Abstract

Eavan Boland has been acclaimed as the foremost feminist poet of modern Ireland, and, although she has been accused of resorting to a depoliticized escapist poetry, her poetry stands for a convergence of both the political/national and the feminine in her homeland. Defined and credited as a nation with a mythological history, Ireland has always already been represented through a temporally male perspective. Correspondingly, in the established canon of Irish poetry, time, mostly as a retrospective concept, is a masculine appropriation of history coupled with the archetypal male and female roles, whose spatio-temporal import are to accommodate to the authorized reductionist historiography.
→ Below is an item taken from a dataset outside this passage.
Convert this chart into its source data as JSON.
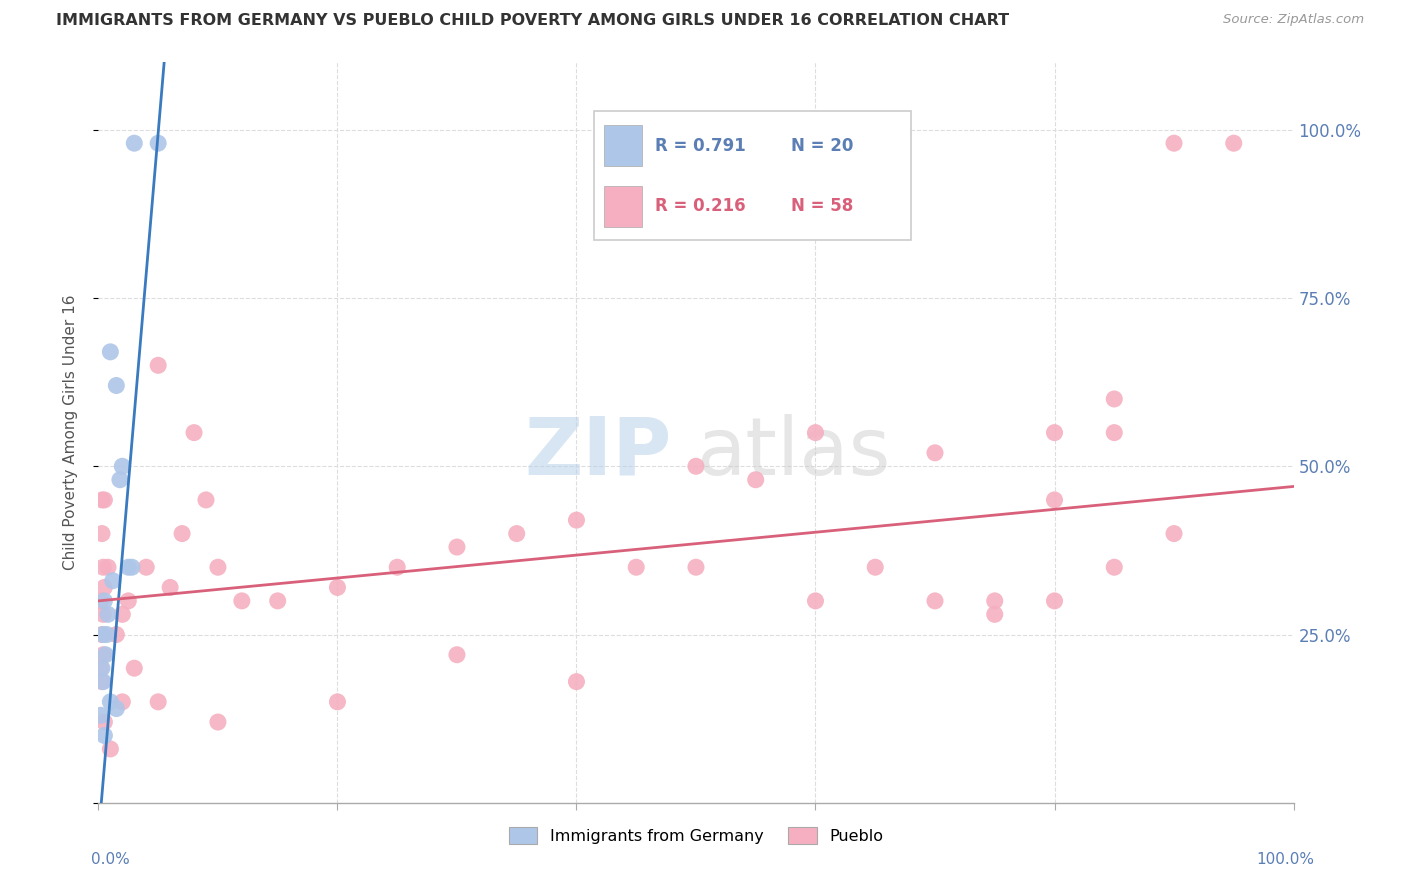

Bakhtin’s idea of chronotope is not only an attempt toward the mutual realization of the time/space motif in a literary work, but also the means to the embodiment of a consciousness, an identity. This study attempts to demonstrate how Boland, in a selection of poems from her collection Outside History (1990), specifically, The Achill Woman, The Making of an Irish Goddess, Daphne Heard with Horror the Addresses of God, and the eponymous poem Outside History, introduces a series of chronotopes which assist her in redefining Irish national history with a feminine hue in the guise of herstory. Furthermore, it will be argued that her poetry may well be seen as a venture to replace the authoritative concept of time as mythology and fiction with a real history.